Wie kann man denn einen solchen Protagonisten einer neuen, speziell deutschen Phobie, nur einladen? Dessen Metier derart von bereits kriminell anmutenden Skandalen wie „climategate“, „Himalaya-Gletscherschmelze-fake“, „Manipulierte „Cook-Studie“, „Manipulierte NOAA-Datensätze“, „Manipulierte Auswahl der Messstationen“, überschattet ist. Sowie der kürzlich erst gerichtlichen Feststellung und Entlarvung des Primärarguments der Klimakirche, die s.g. „hockeystick-Kurve“, ebenfalls als Manipulation.
Ja, die Welt braucht sehr sehr dringend mehr Umweltschutz, Naturschutz und Artenschutz! Da in der im Vergleich zur Atmosphäre wesentlich fragilere Biosphäre seit Jahrzehnten Substanzen akkumuliert werden, die dort nicht hingehören. Die mit ihren Abbauprodukten teils hoch toxisch oder gar hormonell wirken. Was man allerdings für die „Klimarettung“, d.h. die (versuchte) Reduktion der sagenhaften ca. 0,012 Prozent CO2 in der Atmosphäre, welche man dem Menschen und seinen bisherigen Aktivitäten zurechnet bekommt; sind über die geplante „CO2-Bepreisung“ noch höhere Lebenshaltungskosten und weitere Verbote. Die so allerdings bislang nur in Deutschland ins politische Auge gefasst werden. Denn das Ausland mag bei dem ´german angst´-Fimmel, allerdings initiert von der politisch motivierten UN-Unterorganisation IPCC, so gar nicht mitmachen. Und deshalb die Frage, mit was für einem neuen, oder alten, Image sich die rk-Kirche denn künftig umgeben will.
Silberdistel 04.10. 08:59
Tatsache ist wohl leider
– dass es immer wieder grosse Zyklen von Klimaschwankungen gab und innerhalb dieser dann noch einmal kürzere Zwischenzyklen,
– auch, dass die Experten lediglich darüber streiten, wie gross und beschleunigend der vom Menschen zu verantwortende Anteil ist,
– dass die Verschmutzung der Atmosphäre zum grösstenteils menschenverursacht ist,
– dass erdgeschichtliche Erwärmungen immer wieder auch gebundene Stickstoffgase (siehe Sibirien) freigesetzt haben und damit einen Glashauseffekt auslösten bzw. verstärkten,
– dass Höhengletscher und polare Eismassen gravierend zurückgehen, wie vor Ort unschwer festzustellen, mit beträchtlichen klimatischen Auswirkungen (man denke an den Golfstrom),
– dass der Meerespiegel steigt. Schlimmstes Beispiel: die Verlegung Jakartas,
– dass Umweltverschmutzung und -zerstörung in erster Linie dem Menschen anzulasten sind. Generelle Ursache ist die Überbevölkerung, die der Natur als Lebensgrundlage immer weniger Platz lässt. Die Krone der Schöpfung ist sozusagen das Krebsleiden unseres Planeten. Jede andere Überpopulation wird durch Naturmechanismen wieder auf ihr normales Mass zurückgestutzt, nur beim Menschen funktioniert das nicht: er bekommt mit der Zeit jede Epidemie und Krankheit in den Griff.

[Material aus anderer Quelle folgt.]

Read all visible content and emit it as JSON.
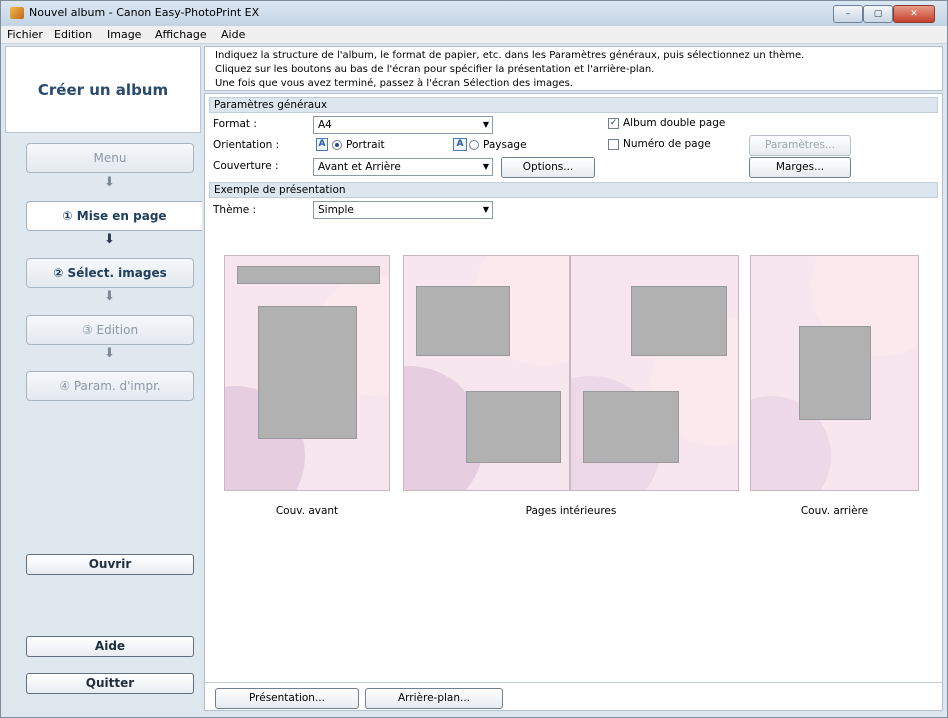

– Persönlich bin ich der Überzeugung, die sich abzeichnenden Probleme sind nicht mehr in den Griff zu kriegen: unser Planet verkraftet eben nur eine gewisse Menge unserer Spezies. Die kommenden Generationen tun mir leid.
Bleibt die Frage: könnte die Kirche einen positiven Einfluss ausüben ? Ja, aber sie weigert sich (bisher)…
Ich halte es für anständig mich, nachdem ich mich wie Silvia über Jahre hier engagiert hatte, ebenso meinen Abschied bekannt zu geben. Ich hatte versucht meine Ansicht von Christentum als positiven Impuls eben für dieses mit einzubringen und damit soll es nun auch genug sein.
Das tut mir leid, Silberdistel. Ich werde auch kürzer treten, behalte mir aber vor, gelegentlich zu schreiben.